Dean clenches his jaw and doesn’t answer, so Sam goes on.

“Right? Through you selling your soul and spending forty years in Hell to me drinking demon blood and being possessed by Lucifer and jumping into the cage, through all the crazy things that have happened since, the one thing that’s always been true, the one thing that really matters, is each other. Right?”

Sam sounds so desperate, so terrified that Dean might confess to remembering differently, that Dean can’t help himself. Little brother needs reassurance, and Dean can’t help giving it to him.

“Right, Sam, that’s how it happened,” he agrees. “Just like you said.”

“Okay,” Sam says, huffing out a breath that sounds like relief. “So we remember the important things the same way.”

Dean flinches. He doesn’t want to say out loud the thing he’s thinking, but then Sam says it anyway.

“You think we’re not brothers,” he says. “You think we’ve switched places with alternate versions of ourselves. That’s the real reason we have to fix this.”

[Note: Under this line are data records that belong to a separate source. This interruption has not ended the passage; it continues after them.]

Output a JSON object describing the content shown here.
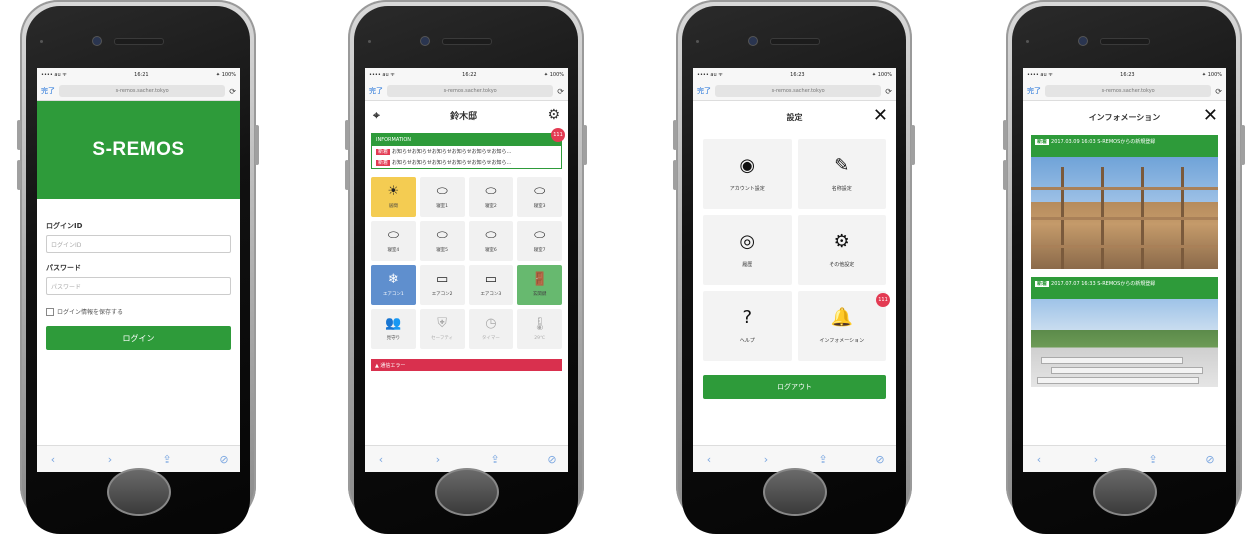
{
  "browser": {
    "carrier": "•••• au ᯤ",
    "battery": "✦ 100%",
    "done_label": "完了",
    "url": "s-remos.sacher.tokyo",
    "reload_icon": "⟳",
    "toolbar_icons": [
      "‹",
      "›",
      "⇪",
      "⊘"
    ]
  },
  "screen1": {
    "time": "16:21",
    "app_title": "S-REMOS",
    "login_id_label": "ログインID",
    "login_id_placeholder": "ログインID",
    "password_label": "パスワード",
    "password_placeholder": "パスワード",
    "remember_label": "ログイン情報を保存する",
    "login_button": "ログイン"
  },
  "screen2": {
    "time": "16:22",
    "title": "鈴木邸",
    "info_header": "INFORMATION",
    "info_badge": "111",
    "info_lines": [
      {
        "tag": "新着",
        "text": "お知らせお知らせお知らせお知らせお知らせお知ら…"
      },
      {
        "tag": "新着",
        "text": "お知らせお知らせお知らせお知らせお知らせお知ら…"
      }
    ],
    "tiles": [
      {
        "icon": "☀",
        "label": "居間",
        "style": "yellow"
      },
      {
        "icon": "⬭",
        "label": "寝室1",
        "style": ""
      },
      {
        "icon": "⬭",
        "label": "寝室2",
        "style": ""
      },
      {
        "icon": "⬭",
        "label": "寝室3",
        "style": ""
      },
      {
        "icon": "⬭",
        "label": "寝室4",
        "style": ""
      },
      {
        "icon": "⬭",
        "label": "寝室5",
        "style": ""
      },
      {
        "icon": "⬭",
        "label": "寝室6",
        "style": ""
      },
      {
        "icon": "⬭",
        "label": "寝室7",
        "style": ""
      },
      {
        "icon": "❄",
        "label": "エアコン1",
        "style": "blue"
      },
      {
        "icon": "▭",
        "label": "エアコン2",
        "style": ""
      },
      {
        "icon": "▭",
        "label": "エアコン3",
        "style": ""
      },
      {
        "icon": "🚪",
        "label": "玄関鍵",
        "style": "green"
      },
      {
        "icon": "👥",
        "label": "見守り",
        "style": ""
      },
      {
        "icon": "⛨",
        "label": "セーフティ",
        "style": "dim"
      },
      {
        "icon": "◷",
        "label": "タイマー",
        "style": "dim"
      },
      {
        "icon": "🌡",
        "label": "29℃",
        "style": "dim"
      }
    ],
    "error_label": "▲ 通信エラー"
  },
  "screen3": {
    "time": "16:23",
    "title": "設定",
    "close_icon": "✕",
    "tiles": [
      {
        "icon": "◉",
        "label": "アカウント設定"
      },
      {
        "icon": "✎",
        "label": "名称設定"
      },
      {
        "icon": "◎",
        "label": "履歴"
      },
      {
        "icon": "⚙",
        "label": "その他設定"
      },
      {
        "icon": "?",
        "label": "ヘルプ"
      },
      {
        "icon": "🔔",
        "label": "インフォメーション"
      }
    ],
    "info_badge": "111",
    "logout_button": "ログアウト"
  },
  "screen4": {
    "time": "16:23",
    "title": "インフォメーション",
    "close_icon": "✕",
    "cards": [
      {
        "tag": "新着",
        "text": "2017.03.09 16:03 S-REMOSからの新規登録"
      },
      {
        "tag": "新着",
        "text": "2017.07.07 16:33 S-REMOSからの新規登録"
      }
    ]
  }
}
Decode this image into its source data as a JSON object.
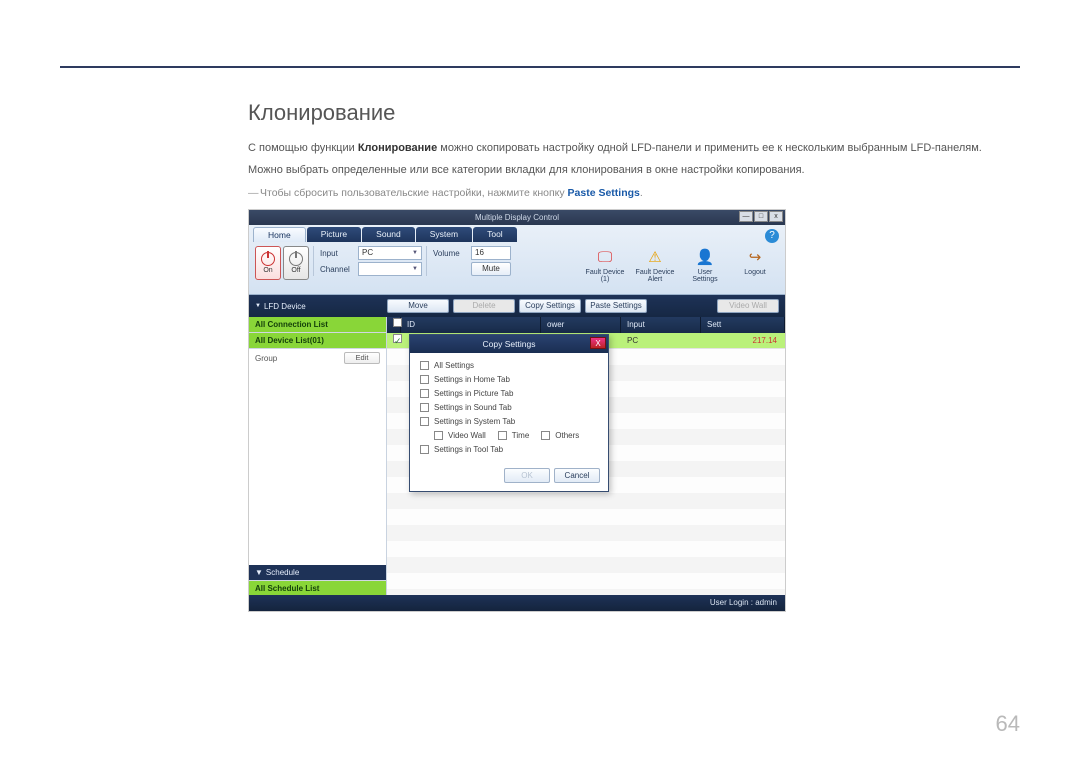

Dean chews on his bottom lip. He can hear the hurt in Sam’s voice. It’s almost too much to take.

“Sam, we’re gonna figure this out, okay? No reason to jump the gun here. I’m sure it’s just a matter of reversing whatever happened, then everything goes back to normal.”

Sam shuts up then, gets quiet and brooding, seems to shrink down in the seat like he’s determined to make himself small again, like he does when he’s feeling like he’s letting Dean down.

Again.

Just by existing. Just by being an alternate version of himself.

“Hey, this isn’t your fault, you get me?” Dean says finally, unable to stand Sam’s unhappiness a moment longer. “You didn’t do this.”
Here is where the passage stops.